First, when I first read through this it didn’t click. After talking to @decentralion today the idea of Supernodes (literally “super” nodes on the SourceCred graph) makes a lot more sense. We can insert nodes on the graph and flow Cred to them and as more people reference those nodes more Cred flow to them. This can be Initiatives, and lots of Initiatives can combine into Artifacts: a Supernode of Supernodes. Before I was thinking from the perspective of the Discourse UI and the connection didn’t make sense, but thinking about it from the perspective of the SourceCred graph makes sense. Would be really cool to create a Supernode visualizer like @decentralion mentioned so that people could see this right away.

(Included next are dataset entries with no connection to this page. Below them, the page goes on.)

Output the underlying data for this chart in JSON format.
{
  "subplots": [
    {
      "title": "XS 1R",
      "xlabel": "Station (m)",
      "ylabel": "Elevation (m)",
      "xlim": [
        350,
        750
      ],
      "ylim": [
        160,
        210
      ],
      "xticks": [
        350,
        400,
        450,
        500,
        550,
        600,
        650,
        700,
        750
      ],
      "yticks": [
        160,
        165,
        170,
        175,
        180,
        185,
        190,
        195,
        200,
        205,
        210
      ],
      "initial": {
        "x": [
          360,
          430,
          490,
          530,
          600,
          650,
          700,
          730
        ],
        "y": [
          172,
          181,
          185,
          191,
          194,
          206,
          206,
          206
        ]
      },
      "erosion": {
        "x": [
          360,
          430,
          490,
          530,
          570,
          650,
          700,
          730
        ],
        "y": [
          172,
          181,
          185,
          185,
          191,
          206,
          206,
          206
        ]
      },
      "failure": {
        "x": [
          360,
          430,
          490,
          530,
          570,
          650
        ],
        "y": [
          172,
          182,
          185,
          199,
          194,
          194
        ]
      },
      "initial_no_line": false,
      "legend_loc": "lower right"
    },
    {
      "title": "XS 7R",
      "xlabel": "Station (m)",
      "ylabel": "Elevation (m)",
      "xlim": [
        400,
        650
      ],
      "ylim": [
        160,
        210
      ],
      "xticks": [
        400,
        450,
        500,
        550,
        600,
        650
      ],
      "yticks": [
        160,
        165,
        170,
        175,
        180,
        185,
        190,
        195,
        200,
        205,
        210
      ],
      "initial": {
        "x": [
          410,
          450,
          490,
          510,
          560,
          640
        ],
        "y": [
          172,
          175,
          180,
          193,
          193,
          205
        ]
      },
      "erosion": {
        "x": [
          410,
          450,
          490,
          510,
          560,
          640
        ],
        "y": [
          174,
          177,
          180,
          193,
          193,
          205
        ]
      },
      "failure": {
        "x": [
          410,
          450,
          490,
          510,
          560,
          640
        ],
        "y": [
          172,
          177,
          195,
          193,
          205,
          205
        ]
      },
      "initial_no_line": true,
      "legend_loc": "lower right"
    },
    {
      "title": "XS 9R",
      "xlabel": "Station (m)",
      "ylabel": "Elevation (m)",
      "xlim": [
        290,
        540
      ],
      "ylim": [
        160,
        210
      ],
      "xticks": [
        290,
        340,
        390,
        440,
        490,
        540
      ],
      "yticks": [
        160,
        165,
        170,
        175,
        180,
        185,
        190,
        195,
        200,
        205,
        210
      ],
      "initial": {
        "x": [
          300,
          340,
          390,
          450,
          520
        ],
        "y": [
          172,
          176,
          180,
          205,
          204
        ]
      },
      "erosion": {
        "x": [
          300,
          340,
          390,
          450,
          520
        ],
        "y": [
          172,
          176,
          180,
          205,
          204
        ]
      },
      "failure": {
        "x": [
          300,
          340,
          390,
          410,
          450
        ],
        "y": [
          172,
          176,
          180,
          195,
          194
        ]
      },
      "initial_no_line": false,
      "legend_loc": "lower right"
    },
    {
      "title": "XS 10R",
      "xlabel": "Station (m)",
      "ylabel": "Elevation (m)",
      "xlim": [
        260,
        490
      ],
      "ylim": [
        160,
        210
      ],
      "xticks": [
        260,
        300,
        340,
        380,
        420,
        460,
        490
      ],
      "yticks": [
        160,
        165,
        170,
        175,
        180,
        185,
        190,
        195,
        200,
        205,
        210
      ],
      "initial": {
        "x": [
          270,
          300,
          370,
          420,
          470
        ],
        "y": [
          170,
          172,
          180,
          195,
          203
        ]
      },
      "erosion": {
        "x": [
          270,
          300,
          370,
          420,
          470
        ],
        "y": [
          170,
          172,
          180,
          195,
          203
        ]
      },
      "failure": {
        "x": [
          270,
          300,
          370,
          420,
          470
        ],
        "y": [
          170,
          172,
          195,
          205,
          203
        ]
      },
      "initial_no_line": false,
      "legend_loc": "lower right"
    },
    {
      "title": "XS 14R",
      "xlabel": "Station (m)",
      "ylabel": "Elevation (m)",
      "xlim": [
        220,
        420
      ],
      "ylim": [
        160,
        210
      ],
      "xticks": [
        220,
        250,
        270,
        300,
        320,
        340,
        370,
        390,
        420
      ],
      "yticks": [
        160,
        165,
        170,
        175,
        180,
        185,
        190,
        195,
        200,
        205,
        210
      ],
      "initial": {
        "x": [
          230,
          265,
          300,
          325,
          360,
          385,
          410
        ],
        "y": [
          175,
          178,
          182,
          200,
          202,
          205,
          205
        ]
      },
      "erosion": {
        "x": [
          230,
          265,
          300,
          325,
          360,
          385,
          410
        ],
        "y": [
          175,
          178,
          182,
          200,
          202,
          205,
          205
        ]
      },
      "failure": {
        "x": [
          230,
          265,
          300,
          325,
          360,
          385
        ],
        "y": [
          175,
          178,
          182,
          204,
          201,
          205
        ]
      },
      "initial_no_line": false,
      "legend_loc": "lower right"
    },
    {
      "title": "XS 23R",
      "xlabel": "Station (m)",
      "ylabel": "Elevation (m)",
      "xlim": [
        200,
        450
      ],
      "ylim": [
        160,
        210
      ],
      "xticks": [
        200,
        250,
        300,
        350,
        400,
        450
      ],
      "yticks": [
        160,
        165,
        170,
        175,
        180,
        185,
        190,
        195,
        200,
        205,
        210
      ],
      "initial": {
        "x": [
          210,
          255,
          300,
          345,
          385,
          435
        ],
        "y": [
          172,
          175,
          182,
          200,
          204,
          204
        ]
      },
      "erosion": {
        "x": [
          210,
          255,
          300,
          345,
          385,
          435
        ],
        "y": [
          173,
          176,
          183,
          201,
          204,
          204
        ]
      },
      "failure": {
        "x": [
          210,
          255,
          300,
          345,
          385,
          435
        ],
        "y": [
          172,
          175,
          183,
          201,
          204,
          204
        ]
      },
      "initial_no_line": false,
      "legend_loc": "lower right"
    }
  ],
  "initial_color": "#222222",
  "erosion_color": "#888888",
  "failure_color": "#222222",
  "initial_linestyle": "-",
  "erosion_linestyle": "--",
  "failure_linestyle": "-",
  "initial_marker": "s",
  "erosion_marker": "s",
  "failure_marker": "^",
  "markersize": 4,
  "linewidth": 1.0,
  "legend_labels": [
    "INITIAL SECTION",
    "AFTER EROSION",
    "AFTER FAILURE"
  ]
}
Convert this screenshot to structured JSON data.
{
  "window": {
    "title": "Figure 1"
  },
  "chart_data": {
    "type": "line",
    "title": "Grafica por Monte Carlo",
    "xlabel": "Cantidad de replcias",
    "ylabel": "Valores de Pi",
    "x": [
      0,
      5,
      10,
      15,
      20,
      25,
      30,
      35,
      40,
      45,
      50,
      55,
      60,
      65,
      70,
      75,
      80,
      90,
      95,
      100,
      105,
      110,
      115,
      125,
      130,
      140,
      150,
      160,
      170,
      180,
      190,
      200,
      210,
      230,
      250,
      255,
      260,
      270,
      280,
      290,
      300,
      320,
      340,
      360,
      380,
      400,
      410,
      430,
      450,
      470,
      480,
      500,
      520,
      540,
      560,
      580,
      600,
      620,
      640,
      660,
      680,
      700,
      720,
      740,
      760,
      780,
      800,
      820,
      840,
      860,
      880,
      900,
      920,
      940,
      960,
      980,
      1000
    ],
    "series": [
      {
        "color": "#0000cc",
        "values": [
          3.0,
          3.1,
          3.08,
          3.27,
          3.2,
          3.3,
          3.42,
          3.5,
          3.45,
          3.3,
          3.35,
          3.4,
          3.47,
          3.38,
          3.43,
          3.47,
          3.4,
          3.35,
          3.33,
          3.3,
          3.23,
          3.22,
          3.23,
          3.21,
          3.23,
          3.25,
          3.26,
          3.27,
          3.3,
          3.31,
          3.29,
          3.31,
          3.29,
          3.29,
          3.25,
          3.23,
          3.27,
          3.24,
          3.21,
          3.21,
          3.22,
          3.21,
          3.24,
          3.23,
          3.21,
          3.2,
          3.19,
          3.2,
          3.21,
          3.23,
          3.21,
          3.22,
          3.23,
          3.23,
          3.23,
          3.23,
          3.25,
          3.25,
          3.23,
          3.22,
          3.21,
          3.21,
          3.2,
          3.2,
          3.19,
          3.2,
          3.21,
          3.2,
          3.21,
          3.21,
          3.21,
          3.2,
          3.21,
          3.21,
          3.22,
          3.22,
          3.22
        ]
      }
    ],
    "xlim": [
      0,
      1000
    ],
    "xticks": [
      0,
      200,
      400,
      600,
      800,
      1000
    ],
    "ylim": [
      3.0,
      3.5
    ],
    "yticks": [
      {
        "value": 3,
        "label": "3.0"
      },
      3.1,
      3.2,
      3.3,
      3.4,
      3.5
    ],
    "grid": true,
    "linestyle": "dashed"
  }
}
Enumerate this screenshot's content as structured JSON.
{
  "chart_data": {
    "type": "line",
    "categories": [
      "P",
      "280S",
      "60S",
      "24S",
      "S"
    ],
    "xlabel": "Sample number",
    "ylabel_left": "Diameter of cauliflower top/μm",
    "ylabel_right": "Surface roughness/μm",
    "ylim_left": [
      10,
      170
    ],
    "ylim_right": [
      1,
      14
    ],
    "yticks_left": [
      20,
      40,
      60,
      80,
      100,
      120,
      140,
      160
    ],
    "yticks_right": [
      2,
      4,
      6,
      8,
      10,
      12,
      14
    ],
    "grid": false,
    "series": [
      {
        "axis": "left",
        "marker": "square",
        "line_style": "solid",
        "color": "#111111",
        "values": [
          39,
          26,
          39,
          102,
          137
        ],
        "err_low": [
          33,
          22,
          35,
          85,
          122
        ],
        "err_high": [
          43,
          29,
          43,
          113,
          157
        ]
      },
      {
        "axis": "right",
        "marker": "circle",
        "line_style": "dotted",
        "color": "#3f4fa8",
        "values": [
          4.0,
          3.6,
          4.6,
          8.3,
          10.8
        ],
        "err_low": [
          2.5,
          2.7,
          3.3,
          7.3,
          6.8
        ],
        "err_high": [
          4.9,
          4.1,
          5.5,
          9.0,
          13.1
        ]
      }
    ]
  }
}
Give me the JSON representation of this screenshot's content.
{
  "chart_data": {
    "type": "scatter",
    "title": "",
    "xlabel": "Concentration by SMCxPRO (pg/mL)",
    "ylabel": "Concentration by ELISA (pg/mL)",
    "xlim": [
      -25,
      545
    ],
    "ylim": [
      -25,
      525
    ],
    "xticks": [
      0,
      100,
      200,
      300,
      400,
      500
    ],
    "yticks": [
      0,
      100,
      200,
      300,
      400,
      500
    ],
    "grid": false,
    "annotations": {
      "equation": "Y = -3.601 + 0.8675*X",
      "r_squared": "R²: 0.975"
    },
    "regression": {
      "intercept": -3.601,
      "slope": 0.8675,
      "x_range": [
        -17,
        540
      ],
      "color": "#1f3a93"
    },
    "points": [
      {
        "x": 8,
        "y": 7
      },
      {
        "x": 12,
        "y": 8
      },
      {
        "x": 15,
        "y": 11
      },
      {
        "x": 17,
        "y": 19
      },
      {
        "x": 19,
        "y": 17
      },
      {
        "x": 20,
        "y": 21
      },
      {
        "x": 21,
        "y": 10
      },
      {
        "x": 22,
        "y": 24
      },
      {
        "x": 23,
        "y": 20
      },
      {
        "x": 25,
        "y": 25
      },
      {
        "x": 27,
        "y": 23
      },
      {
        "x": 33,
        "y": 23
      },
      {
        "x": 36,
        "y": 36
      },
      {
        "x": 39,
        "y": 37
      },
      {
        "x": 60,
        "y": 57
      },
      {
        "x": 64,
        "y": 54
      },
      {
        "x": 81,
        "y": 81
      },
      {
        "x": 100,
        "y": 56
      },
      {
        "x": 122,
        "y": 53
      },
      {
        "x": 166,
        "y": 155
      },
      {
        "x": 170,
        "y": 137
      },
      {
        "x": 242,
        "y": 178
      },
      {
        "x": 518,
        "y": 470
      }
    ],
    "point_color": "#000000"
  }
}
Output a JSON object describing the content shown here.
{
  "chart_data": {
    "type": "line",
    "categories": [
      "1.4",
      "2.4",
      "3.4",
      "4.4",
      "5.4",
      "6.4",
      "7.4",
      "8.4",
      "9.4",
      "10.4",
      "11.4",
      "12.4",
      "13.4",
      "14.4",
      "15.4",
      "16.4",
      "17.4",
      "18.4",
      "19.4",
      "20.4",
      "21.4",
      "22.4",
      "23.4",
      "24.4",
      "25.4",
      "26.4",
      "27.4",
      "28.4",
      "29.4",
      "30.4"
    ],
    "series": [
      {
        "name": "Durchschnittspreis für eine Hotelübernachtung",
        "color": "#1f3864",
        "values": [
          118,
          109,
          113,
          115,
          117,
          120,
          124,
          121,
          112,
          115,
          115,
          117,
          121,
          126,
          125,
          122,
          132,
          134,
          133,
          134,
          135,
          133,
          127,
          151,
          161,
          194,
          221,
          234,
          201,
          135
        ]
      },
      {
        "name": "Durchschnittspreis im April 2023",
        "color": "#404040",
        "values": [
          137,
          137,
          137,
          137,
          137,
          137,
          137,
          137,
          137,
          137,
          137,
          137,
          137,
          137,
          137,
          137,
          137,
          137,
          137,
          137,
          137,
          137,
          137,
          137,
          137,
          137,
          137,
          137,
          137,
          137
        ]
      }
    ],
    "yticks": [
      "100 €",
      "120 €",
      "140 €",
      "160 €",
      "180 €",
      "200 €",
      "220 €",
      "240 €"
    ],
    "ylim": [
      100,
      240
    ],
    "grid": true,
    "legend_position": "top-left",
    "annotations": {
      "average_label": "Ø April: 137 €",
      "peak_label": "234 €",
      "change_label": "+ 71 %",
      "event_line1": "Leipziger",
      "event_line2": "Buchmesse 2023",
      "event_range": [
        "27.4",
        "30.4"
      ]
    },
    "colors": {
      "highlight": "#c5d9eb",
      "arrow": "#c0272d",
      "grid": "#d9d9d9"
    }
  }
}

Second, after talking to @decentralion and also @s_ben about how to turn Initiatives into Artifacts it’s becoming clear that the temporal aspect of Artifacts is incredibly important. Reading through this thread the first time I didn’t quite appreciate the contributions @Beanow brought to the conversation. Frankly I still don’t get how we’re going to track contributions through time, but I’m glad we’re exploring how that might work.

Thanks for this. Have been confused on this as well. Super, or “meta” nodes make sense…though still not sure what that means in practice. For instance, I’m supposed to turn the podcast into an artifact. But the temporal aspect confuses me. The podcast makes sense as an initiative I champion, but now that I’ve made three, that’s an artifact? Even though it’s an ongoing thing? Where is the distinction exactly and who makes that distinction?